Table 1_Association of glucose–lymphocyte ratio and short-term mortality in patients with sepsis complicated by ARDS during the acute phase: a multicenter retrospective cohort study.docx

BackgroundSepsis may precipitate acute respiratory distress syndrome (ARDS), a life-threatening pulmonary complication characterized by high mortality. The glucose-to-lymphocyte ratio (GLR) is a novel composite biomarker has demonstrated prognostic significance across multiple diseases. However, its association with short-term mortality in patients with sepsis-induced ARDS has not yet been clearly established. MethodsIn this multicenter retrospective cohort analysis, data from 2,485 individuals in the MIMIC-IV database were used to construct the primary derivation cohort, while an additional set of 298 patients from the Affiliated Hospital of Xuzhou Medical University served as an independent cohort for external validation. All-cause mortality at 28 days was defined as the primary outcome of the study. Least absolute shrinkage and selection operator (LASSO)–Boruta selected predictors. We evaluated the relationship between the GLR and mortality by employing multivariable Cox proportional hazards modeling, complemented by restricted cubic spline (RCS) and subgroup analyses. Receiver operating characteristic curves (ROC) and decision curve analysis (DCA) quantified incremental value of GLR over the Acute Physiology Score III (APS III) and the Simplified Acute Physiology Score II (SAPS II). ResultsIn the derivation cohort, higher GLR values were independently linked to an increased risk of 28-day mortality (adjusted HR 1.13 per unit increase, 95% CI: 1.053–1.211, P < 0.001). The finding was replicated in the external validation cohort. Short-term mortality increased linearly with rising GLR levels, as shown by RCS analysis. Subgroup analyses identified significant interactions: the prognostic value of GLR was significantly attenuated or lost in patients with high illness severity scores (SAPS II > 40, APS III > 53) or severe liver disease, while it remained robust in patients with lower severity scores and without severe liver disease. Incorporating GLR into APS III and SAPS II models improved their AUC values (APS III: 0.694 vs. 0.708; SAPS II: 0.678 vs. 0.696). ConclusionsAn elevated GLR at admission independently predicts 28-day mortality in patients with sepsis-induced ARDS. This marker is especially useful for early risk stratification among patients without advanced liver dysfunction or severe physiological abnormalities.

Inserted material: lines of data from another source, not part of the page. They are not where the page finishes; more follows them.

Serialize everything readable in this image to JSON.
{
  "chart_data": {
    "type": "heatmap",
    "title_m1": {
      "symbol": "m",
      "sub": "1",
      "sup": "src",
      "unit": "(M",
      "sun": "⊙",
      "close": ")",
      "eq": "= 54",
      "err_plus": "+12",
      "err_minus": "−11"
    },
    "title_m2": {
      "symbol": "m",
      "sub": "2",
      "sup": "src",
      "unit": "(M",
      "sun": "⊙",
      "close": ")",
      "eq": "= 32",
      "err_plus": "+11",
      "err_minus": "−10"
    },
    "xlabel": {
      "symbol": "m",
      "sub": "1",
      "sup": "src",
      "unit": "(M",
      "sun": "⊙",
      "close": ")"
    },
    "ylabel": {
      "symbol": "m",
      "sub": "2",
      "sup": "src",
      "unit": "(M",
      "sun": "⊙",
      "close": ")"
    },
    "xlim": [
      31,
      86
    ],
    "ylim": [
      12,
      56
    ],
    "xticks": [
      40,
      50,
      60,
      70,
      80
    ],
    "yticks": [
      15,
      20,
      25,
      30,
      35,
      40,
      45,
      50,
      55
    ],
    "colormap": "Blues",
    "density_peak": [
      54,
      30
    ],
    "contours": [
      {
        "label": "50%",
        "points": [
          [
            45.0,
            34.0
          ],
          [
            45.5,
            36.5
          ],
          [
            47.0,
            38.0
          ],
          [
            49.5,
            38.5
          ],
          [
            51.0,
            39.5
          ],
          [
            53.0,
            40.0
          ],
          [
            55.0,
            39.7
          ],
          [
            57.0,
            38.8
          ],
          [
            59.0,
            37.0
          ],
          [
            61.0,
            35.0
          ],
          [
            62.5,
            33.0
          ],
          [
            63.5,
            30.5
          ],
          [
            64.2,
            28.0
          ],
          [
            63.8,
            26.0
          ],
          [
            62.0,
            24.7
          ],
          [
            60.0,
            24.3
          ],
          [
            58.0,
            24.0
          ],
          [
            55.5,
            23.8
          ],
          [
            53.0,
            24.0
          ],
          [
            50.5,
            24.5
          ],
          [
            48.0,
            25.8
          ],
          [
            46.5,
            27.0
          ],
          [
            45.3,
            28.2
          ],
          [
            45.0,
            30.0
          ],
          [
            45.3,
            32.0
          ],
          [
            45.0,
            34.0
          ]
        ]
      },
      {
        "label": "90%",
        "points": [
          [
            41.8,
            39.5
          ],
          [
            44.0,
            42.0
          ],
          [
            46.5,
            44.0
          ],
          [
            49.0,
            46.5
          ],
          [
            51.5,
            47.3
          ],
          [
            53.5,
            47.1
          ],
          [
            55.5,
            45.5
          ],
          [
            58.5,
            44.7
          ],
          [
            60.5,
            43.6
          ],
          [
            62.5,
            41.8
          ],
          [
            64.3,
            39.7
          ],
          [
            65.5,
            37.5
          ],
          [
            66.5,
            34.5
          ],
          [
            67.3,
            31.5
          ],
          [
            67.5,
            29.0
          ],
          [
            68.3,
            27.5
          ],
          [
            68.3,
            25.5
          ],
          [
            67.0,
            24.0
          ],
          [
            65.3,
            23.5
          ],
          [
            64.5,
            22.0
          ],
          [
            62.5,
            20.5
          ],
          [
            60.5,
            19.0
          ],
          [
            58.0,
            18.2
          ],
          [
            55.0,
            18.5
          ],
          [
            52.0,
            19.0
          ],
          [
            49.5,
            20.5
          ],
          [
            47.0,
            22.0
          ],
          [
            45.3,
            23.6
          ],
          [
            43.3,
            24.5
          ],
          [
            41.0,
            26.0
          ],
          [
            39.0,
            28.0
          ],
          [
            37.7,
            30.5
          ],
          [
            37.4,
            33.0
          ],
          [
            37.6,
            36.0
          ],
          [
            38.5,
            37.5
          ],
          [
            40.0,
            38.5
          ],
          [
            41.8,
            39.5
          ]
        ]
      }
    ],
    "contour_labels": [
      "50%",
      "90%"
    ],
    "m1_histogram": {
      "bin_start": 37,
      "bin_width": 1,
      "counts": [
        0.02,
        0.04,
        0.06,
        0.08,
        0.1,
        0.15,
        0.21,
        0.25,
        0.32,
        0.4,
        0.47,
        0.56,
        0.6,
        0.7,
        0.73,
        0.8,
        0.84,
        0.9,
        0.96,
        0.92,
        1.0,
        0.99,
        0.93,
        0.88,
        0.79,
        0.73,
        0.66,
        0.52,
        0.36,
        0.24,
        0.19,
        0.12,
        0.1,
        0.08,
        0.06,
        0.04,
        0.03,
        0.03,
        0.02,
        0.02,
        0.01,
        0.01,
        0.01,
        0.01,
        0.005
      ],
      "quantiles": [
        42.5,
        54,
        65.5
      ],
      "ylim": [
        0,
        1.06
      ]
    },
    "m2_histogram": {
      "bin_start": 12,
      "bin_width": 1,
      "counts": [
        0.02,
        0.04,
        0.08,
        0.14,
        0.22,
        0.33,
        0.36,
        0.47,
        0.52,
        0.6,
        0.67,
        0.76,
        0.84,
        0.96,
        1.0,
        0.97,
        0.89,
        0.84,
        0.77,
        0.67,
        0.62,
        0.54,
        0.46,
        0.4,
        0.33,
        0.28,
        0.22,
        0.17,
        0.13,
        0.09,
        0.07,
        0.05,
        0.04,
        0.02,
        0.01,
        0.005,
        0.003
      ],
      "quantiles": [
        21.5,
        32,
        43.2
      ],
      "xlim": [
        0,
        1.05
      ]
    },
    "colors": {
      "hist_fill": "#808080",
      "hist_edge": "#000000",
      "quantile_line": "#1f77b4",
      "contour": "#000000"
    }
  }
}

背景：脓毒症可诱发急性呼吸窘迫综合征（ARDS）——一种以高死亡率为特征的致命性肺部并发症。葡萄糖淋巴细胞比值（GLR）作为一种新型复合生物标志物，已在多种疾病中展现出预后价值。然而，其与脓毒症诱发ARDS患者短期死亡率的关联尚未明确。 方法：本研究为多中心回顾性队列分析，采用MIMIC-IV数据库中的2485例患者数据构建主要推导队列，另纳入徐州医科大学附属医院的298例患者作为独立外部验证队列。本研究的主要结局指标为28天全因死亡率。通过最小绝对收缩和选择算子（LASSO）-博鲁塔（Boruta）筛选预测变量。我们采用多变量Cox比例风险模型评估GLR与死亡率的关联，并辅以限制性立方样条（RCS）分析与亚组分析。通过受试者工作特征曲线（ROC）与决策曲线分析（DCA）量化GLR相较于急性生理学评分Ⅲ（APS Ⅲ）、简化急性生理学评分Ⅱ（SAPS Ⅱ）的增量价值。 结果：在推导队列中，较高的GLR值与28天死亡率升高呈独立相关（校正后风险比每升高1个单位为1.13，95%置信区间：1.053~1.211，P<0.001）。该结果在外部验证队列中得到重复验证。限制性立方样条分析显示，短期死亡率随GLR水平升高呈线性升高趋势。亚组分析发现显著交互作用：在疾病严重程度评分较高（SAPS Ⅱ>40、APS Ⅲ>53）或合并严重肝病的患者中，GLR的预后价值显著减弱甚至消失；而在疾病严重程度较低且无严重肝病的患者中，GLR的预后价值仍保持稳定。将GLR纳入APS Ⅲ与SAPS Ⅱ模型后，二者的曲线下面积（AUC）均得到提升（APS Ⅲ：0.694 vs 0.708；SAPS Ⅱ：0.678 vs 0.696）。 结论：入院时升高的GLR可独立预测脓毒症诱发ARDS患者的28天死亡率。该标志物尤其适用于无晚期肝功能异常或严重生理异常的患者的早期风险分层。